Local News

Try these nutrition tips to lose that weight

By Michael Goodman, M.D.

“You are what you eat” applies here!

Would you like to be walking around at menopause (or any time, for that matter!) 40 pounds overweight, developing ambulation difficulties due to the extra strain on your joints, with atherosclerotic plaque narrowing your blood vessels and elevated glucose levels slowly souring your kidneys, vision and further adding to your coronary artery burden?

Keep avoiding the gym and eating large portions of a simple carb- and meat-based diet, snacking on sugary/carby stuff, and I can guarantee a life expectancy well less than your more healthy neighbors, and more hassles during the years before you finally succumb.

Even if you have been dietarily indiscreet and exercise-challenged most of your life, it is never too late to teach us old dogs new tricks; even change relatively late in life will prolong both total years and quality of life during those years.

This short article will review how you should eat and offer a surprisingly easy way to change eating patterns that actually will melt away the pounds!

What to eat; what to avoid? Not many surprises here.

The good: Convert for the most part to a plant-based and Mediterranean-style diet. This means significantly decreasing animal fats and simple carbohydrates. “Good stuff” includes complex carbs such as fruit and vegetables (preferably fresh); nuts and seeds, preferably raw or roasted; whole grains via cereal (hot or cold); salads; fully whole-grain breads; (preferably brown) rice; pasta; legumes (all types of beans, including soy bean products like tofu and tempe).

Fish and shellfish are great, but be aware that most shellfish is relatively high in cholesterol. Good protein sources certainly are again the legumes; poultry, but better without the skin, and white meat has less cholesterol than dark; most fish, but watch how you prepare it (same with chicken). You’re sort of defeating the purpose if you deep-fry it!
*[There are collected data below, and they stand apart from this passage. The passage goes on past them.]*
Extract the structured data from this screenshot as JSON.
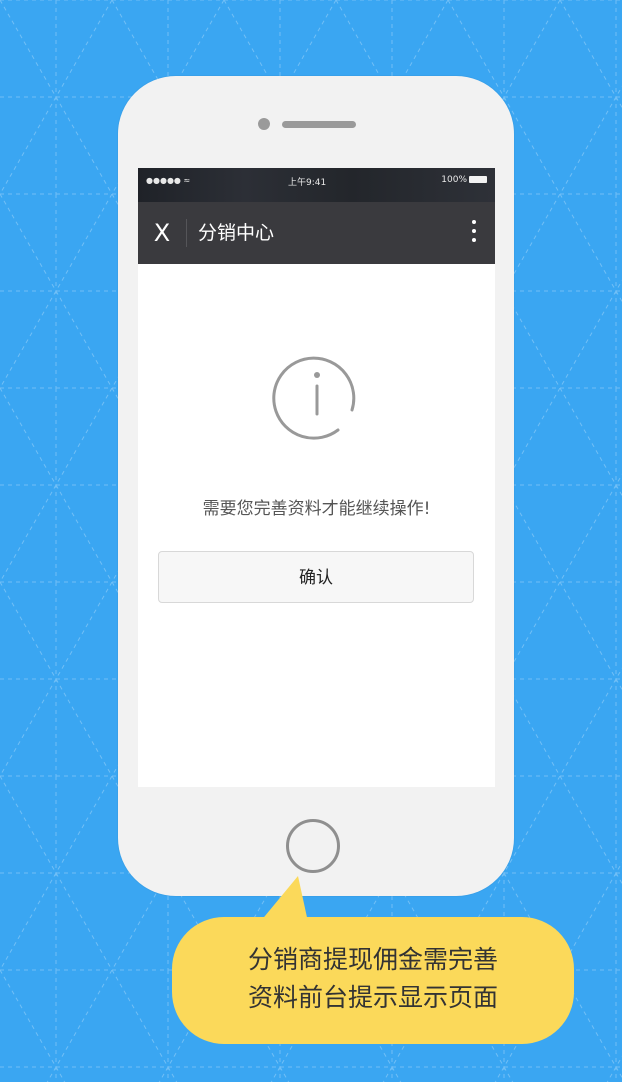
{
  "status_bar": {
    "signal": "●●●●● ≈",
    "time": "上午9:41",
    "battery": "100%"
  },
  "nav": {
    "close_label": "X",
    "title": "分销中心"
  },
  "content": {
    "message": "需要您完善资料才能继续操作!",
    "confirm_label": "确认"
  },
  "callout": {
    "line1": "分销商提现佣金需完善",
    "line2": "资料前台提示显示页面"
  },
  "icons": {
    "info": "info-icon",
    "more": "more-vertical-icon",
    "close": "close-icon"
  },
  "colors": {
    "background": "#3aa6f2",
    "nav_bar": "#3a3a3e",
    "callout": "#fbd95a"
  }
}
Meat? Try to avoid the fattier cuts (yellow = fats/cholesterol) and limit red meat to only once or twice a week. Pork is OK, but the same thing as beef: the ribs, bacon, etc., are no-no’s; stick to loin fillet and chops. Lamb generally has a lot of fat. Substitute oil (especially the mono or unsaturated oils like olive, safflower, nut oils, vegetable oils) for butter and margarine, using only a tiny bit of butter if you must for flavor.

Use low-fat or nonfat dairy products. Eggs are a good protein source, but the yolks are high in cholesterol, so try using only half of the yolks (two eggs but only one yolk) or get rid of the yolks altogether. Try to limit yolks to only two to three per week.
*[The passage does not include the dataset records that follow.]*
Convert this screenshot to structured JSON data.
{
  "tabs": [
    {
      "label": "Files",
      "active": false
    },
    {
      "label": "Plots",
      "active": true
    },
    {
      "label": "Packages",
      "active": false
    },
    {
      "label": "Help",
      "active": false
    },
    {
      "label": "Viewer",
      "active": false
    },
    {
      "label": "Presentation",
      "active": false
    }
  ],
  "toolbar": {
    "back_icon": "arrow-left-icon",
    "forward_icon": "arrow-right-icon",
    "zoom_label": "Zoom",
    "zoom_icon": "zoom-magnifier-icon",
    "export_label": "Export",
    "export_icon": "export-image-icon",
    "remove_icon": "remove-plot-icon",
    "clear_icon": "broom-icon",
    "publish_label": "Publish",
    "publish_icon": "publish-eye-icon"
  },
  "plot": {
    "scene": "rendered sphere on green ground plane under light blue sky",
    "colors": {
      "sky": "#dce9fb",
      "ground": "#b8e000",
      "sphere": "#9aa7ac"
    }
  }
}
Believe it or not, one to two alcoholic drinks per day appear to be more health-preserving than none. Red wine may be the healthiest, but I’m speaking of alcohol in general here. Chocolate? Actually, dark chocolate (65 to 75 percent cacao content) is not bad, and far healthier than milk chocolate, or chocolate/sweet filling combos. But, enjoy it in moderation.

The Bad: Simple carbs: sweet stuff and refined flour (which means doing away with deep-fried/breaded, bread/cake/bagels/rolls except occasionally) plus potatoes and white rice.

The Ugly: Fats, fats, fats! Refined sugar; high-fructose corn syrup. Big meals!

Here’s the really important part: As important as what you eat is how you eat it, specifically, portion size and number of times you eat throughout the day. Most of us tend to eat at “mealtimes,” and eat till we’re full, right? What I’m advocating is a different pattern of eating, one that is healthier for your body and will burn off more calories.

Calories are units of weight; calories are lost only by muscular action and the intestine is one heckuva long tube surrounded by thin muscular bands that propel food through this tube toward a rendezvous with the destiny of your toilet bowl. The more meals you eat, the more calories you expend, the thinner your waist line.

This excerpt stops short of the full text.